Branding In The Blended Workplace
We are moving toward a part-time, short-term, outsourced, telecommuting, job-sharing, telepresence, IMing, text you later workforce. How in the world are marketers going to reinforce brand sentiment when the very people representing the brand are spread out from anywhere in the world? And just what are the implications for the companies behind the brands?
Firms of all sizes are moving toward using contractors and outsourcing rather than hiring full time employees, and this trend is likely to continue. Economic conditions necessitate slimmer budgets and greater flexibility as the tenure of the average employee continues to dwindle. On the surface, this dynamic appears to have created a branding crisis. How can you manage your brand message under conditions like these?
Organizations with Industrial Age mindsets are accustomed to managing their brands the old way: by exercising iron-fisted control over the brand message. When markets were less volatile and more predictable, adding permanent full-time employees was the most common way to grow a business.
Under the old model, employees designed their families’ lives to put the needs of the business first. People were proud to wear their employer’s logo on their shirts. People’s employers became part of their social identities. It was inevitable for a company’s values to take root in the DNA of its employees. It was possible to create an environment that would immerse team members in the language of one brand. By drilling daily routines into people over time, brands had the power to indelibly shape people’s thinking.
Fast-forward to 2011. Getting everyone on the same “brand page” is a constant challenge. People no longer attach personal significance to their jobs. Even full-time hires are more likely to think of an employer as a stepping stone than a career. With the advent of telecommuting, virtual offices, job sharing, and part-time executives, the culture has grown radically different.
When outsourcing enters the picture, the complexity thickens. How can a company instill its brand values into an outside vendor? How do you ensure that another company operates with the same commitment to quality that has made your company a success? How can you accomplish this when the vendor is 1,000 miles away from your office (or on the other side of the planet)? Furthermore, your outsourcing partners face the same high-turnover environment that your company does. It’s difficult enough for them to manage their own brands, let alone assimilate yours.
If your branding strategy depends on your ability to control the message, you have a big problem on your hands. However, there is hope. Maintaining brand integrity without control simply requires a willingness to a adopt a different type of belief. Brands that recognize and embrace the latent opportunity in this challenge are prospering and growing.
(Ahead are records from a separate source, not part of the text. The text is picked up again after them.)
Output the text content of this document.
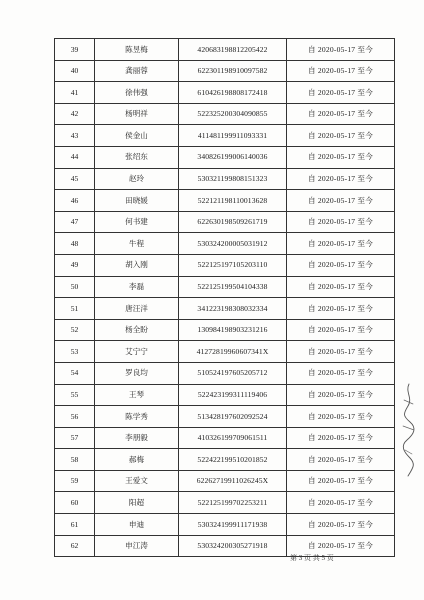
39	陈昱梅	420683198812205422	自 2020-05-17 至今
40	龚丽蓉	622301198910097582	自 2020-05-17 至今
41	徐伟强	610426198808172418	自 2020-05-17 至今
42	杨明祥	522325200304090855	自 2020-05-17 至今
43	侯金山	411481199911093331	自 2020-05-17 至今
44	张绍东	340826199006140036	自 2020-05-17 至今
45	赵玲	530321199808151323	自 2020-05-17 至今
46	田晓媛	522121198110013628	自 2020-05-17 至今
47	何书建	622630198509261719	自 2020-05-17 至今
48	牛程	530324200005031912	自 2020-05-17 至今
49	胡入刚	522125197105203110	自 2020-05-17 至今
50	李磊	522125199504104338	自 2020-05-17 至今
51	唐汪洋	341223198308032334	自 2020-05-17 至今
52	杨全盼	130984198903231216	自 2020-05-17 至今
53	艾宁宁	41272819960607341X	自 2020-05-17 至今
54	罗良均	510524197605205712	自 2020-05-17 至今
55	王琴	522423199311119406	自 2020-05-17 至今
56	陈学秀	513428197602092524	自 2020-05-17 至今
57	李朋毅	410326199709061511	自 2020-05-17 至今
58	郝梅	522422199510201852	自 2020-05-17 至今
59	王爱文	62262719911026245X	自 2020-05-17 至今
60	阳超	522125199702253211	自 2020-05-17 至今
61	申迪	530324199911171938	自 2020-05-17 至今
62	申江涛	530324200305271918	自 2020-05-17 至今
第 3 页 共 5 页
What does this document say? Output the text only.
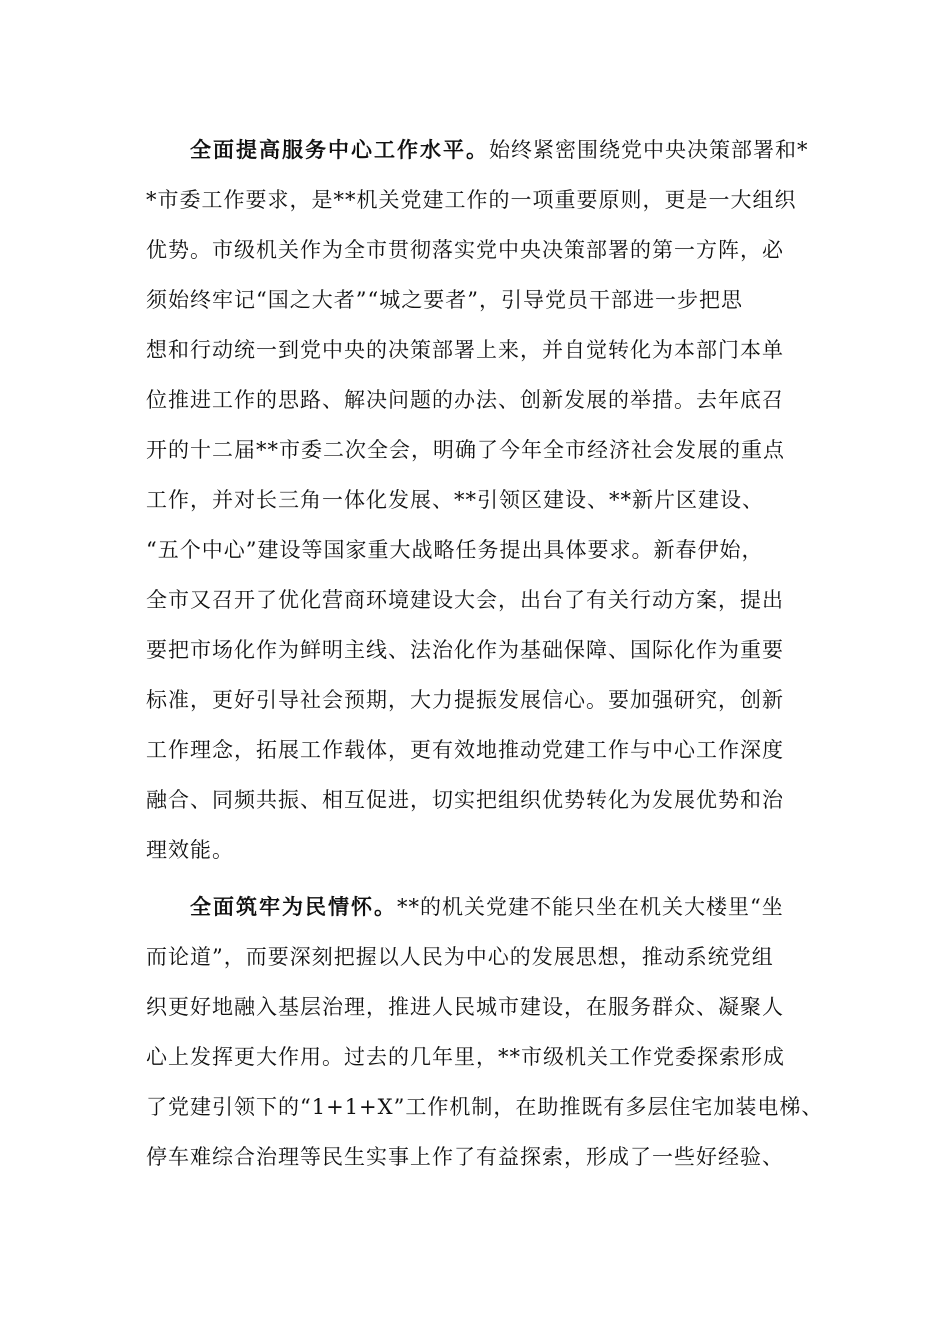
全面提高服务中心工作水平。始终紧密围绕党中央决策部署和*
*市委工作要求，是**机关党建工作的一项重要原则，更是一大组织
优势。市级机关作为全市贯彻落实党中央决策部署的第一方阵，必
须始终牢记“国之大者”“城之要者”，引导党员干部进一步把思
想和行动统一到党中央的决策部署上来，并自觉转化为本部门本单
位推进工作的思路、解决问题的办法、创新发展的举措。去年底召
开的十二届**市委二次全会，明确了今年全市经济社会发展的重点
工作，并对长三角一体化发展、**引领区建设、**新片区建设、
“五个中心”建设等国家重大战略任务提出具体要求。新春伊始，
全市又召开了优化营商环境建设大会，出台了有关行动方案，提出
要把市场化作为鲜明主线、法治化作为基础保障、国际化作为重要
标准，更好引导社会预期，大力提振发展信心。要加强研究，创新
工作理念，拓展工作载体，更有效地推动党建工作与中心工作深度
融合、同频共振、相互促进，切实把组织优势转化为发展优势和治
理效能。
全面筑牢为民情怀。**的机关党建不能只坐在机关大楼里“坐
而论道”，而要深刻把握以人民为中心的发展思想，推动系统党组
织更好地融入基层治理，推进人民城市建设，在服务群众、凝聚人
心上发挥更大作用。过去的几年里，**市级机关工作党委探索形成
了党建引领下的“1+1+X”工作机制，在助推既有多层住宅加装电梯、
停车难综合治理等民生实事上作了有益探索，形成了一些好经验、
The biggest hurdle to overcome is this: learning to encourage and celebrate individual contributions without bastardizing brand equity. When people have the experience of being heard, they take a greater personal interest in the brand. When people are ignored, they become stubborn. This leads to dysfunctional behavior which, left unchecked, can poison your brand name like a cancer. Companies that listen, on the other hand, cannot help but to make allies. People quickly fall in love with the dream behind the brand. They take it on as their dream.
Starbucks, for example, has developed a web site just for listening to people’s ideas. By making a practice of listening, they have created a culture where the employees build personal relationships with the customers. They scaled up their business at record-breaking rates without compromising their values. Consider also how Apple built a culture of innovation. They accomplished this by listening.
Are you struggling in vain to maintain a stranglehold over your brand message? If so, here’s a challenge for you. Ask yourself: what have your people been trying to tell you? If you don’t know, you have your work cut out for you. What new practices could your organization put in place to give its people the experience of having their voices fully heard?